Zemmour par-ci, Zemmour par là… Poussé à la porte, le polémiste revient par la fenêtre. C’est tellement voyant que, le 29 octobre, invitée de Laurence Ferrari sur CNews, Marine Le Pen décide de protester. Qui aurait imaginé pareille scène il y a quelques années ? En marge de l’émission, la patronne du Rassemblement national réclame de « voir le patron de CNews » pour s’indigner. Elle n’a jamais rencontré Bolloré et veut faire savoir son indignation à la direction de la chaîne : les chiffres du CSA sont formels, elle ne dispose pas du même temps d’antenne ni du même traitement que le journaliste du Figaro (en retrait du quotidien depuis septembre, officiellement pour la promotion de son livre). 

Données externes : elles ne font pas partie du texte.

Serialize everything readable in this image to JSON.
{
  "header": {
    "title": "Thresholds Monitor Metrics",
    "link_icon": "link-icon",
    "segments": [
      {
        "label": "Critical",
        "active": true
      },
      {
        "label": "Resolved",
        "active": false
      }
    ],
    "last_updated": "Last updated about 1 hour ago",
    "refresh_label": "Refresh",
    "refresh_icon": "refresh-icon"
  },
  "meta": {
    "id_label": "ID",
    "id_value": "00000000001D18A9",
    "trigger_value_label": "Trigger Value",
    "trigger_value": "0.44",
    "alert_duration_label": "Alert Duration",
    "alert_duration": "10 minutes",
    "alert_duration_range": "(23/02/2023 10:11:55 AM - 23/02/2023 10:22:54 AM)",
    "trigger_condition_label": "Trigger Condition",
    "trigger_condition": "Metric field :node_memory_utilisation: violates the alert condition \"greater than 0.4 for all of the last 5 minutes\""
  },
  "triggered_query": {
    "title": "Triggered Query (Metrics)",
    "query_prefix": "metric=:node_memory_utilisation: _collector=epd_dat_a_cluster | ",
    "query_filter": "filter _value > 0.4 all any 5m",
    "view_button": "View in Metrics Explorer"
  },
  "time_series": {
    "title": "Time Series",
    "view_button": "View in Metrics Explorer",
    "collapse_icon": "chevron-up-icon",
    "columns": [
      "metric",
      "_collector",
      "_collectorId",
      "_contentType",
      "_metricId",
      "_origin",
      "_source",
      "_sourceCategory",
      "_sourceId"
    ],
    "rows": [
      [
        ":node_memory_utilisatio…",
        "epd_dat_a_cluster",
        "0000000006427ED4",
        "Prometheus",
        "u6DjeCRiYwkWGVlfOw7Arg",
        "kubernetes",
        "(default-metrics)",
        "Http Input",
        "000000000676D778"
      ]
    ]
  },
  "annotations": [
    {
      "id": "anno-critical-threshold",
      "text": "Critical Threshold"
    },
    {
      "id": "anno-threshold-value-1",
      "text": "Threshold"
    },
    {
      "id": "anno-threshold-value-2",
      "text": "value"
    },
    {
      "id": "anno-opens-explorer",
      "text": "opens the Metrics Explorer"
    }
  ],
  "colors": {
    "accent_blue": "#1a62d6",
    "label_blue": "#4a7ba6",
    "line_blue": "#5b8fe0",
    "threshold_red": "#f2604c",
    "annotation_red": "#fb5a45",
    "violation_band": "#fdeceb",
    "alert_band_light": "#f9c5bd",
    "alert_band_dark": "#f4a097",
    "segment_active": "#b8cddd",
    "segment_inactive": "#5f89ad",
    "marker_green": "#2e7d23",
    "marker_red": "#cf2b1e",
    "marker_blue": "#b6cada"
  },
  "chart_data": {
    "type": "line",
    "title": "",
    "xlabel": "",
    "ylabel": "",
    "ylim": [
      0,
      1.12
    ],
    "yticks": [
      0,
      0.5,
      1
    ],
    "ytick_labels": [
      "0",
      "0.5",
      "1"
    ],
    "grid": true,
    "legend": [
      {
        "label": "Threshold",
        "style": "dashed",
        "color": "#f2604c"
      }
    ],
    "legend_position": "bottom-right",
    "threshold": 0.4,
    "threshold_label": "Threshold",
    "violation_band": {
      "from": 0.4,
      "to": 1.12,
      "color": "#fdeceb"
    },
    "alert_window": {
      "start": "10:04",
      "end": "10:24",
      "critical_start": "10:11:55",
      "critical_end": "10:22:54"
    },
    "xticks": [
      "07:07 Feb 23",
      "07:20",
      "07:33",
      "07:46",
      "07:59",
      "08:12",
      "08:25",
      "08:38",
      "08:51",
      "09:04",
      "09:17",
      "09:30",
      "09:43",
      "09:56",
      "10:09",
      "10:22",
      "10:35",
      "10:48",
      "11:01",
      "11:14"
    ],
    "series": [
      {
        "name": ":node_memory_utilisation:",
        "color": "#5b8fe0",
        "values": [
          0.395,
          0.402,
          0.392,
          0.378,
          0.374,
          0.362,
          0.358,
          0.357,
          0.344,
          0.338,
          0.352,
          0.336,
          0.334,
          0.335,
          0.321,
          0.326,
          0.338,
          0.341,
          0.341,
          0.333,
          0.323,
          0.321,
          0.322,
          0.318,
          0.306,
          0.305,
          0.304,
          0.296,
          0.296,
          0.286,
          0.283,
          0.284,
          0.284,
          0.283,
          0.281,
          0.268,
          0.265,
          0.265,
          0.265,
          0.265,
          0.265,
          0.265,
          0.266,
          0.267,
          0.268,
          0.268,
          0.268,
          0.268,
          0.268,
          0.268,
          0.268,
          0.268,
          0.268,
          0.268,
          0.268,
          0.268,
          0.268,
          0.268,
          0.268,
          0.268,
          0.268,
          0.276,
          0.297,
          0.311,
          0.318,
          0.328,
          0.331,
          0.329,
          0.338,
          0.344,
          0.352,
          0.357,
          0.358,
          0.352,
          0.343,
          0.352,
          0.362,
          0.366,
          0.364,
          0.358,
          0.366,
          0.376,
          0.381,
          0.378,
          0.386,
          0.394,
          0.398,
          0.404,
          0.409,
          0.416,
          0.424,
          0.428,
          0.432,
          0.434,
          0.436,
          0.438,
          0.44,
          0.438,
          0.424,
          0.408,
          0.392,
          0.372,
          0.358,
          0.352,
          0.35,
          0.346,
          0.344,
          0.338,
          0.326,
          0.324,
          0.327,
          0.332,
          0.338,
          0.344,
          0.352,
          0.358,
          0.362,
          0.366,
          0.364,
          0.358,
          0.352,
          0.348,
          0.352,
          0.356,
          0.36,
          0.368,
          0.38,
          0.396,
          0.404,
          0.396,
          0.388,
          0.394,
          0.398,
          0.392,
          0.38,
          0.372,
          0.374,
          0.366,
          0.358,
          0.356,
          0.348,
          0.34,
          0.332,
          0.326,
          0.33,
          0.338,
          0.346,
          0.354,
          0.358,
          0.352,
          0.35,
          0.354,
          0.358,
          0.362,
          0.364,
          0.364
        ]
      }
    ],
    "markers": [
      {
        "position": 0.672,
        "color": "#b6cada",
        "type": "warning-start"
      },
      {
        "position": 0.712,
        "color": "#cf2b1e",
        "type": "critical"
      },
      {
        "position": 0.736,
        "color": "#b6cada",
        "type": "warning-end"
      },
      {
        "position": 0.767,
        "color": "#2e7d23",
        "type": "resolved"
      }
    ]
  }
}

« La seule ligne éditoriale que je respecte, c’est celle du patron. » Serge Nedjar, directeur général de CNews

La direction ne veut rien entendre et lui tourne les talons. Dire qu’en septembre 2020, lors d’un déjeuner avec le directeur général de BFM-TV, Marc-Olivier Fogiel, et la directrice de la rédaction, Céline Pigalle, Marine Le Pen les avait menacés de « se passer de BFM », où elle se trouvait mal traitée : « On ira sur CNews et ce sera très bien. »

Deux jours plus tard, le 31 octobre, un nouveau pas symbolique est franchi. Le directeur général de CNews, Serge Nedjar, valide la présence de Renaud Camus sur sa chaîne malgré de « vifs débats internes », reconnaît l’éditorialiste Ivan Rioufol, à l’origine de l’invitation dans son rendez-vous hebdomadaire sur CNews, « Les points sur les i ». « La seule ligne éditoriale que je respecte, c’est celle du patron », dit souvent Nedjar – surnommé sous cape « le général Tapioca » (le cruel dictateur de Tintin) au sein de la rédaction. Le promoteur du « grand remplacement » déroule donc, vingt minutes durant et avec l’approbation de Rioufol, cette théorie raciste et complotiste qui a notamment inspiré en 2019 le terroriste responsable de l’attentat qui a fait 51 morts et 49 blessés à Christchurch, en Nouvelle-Zélande.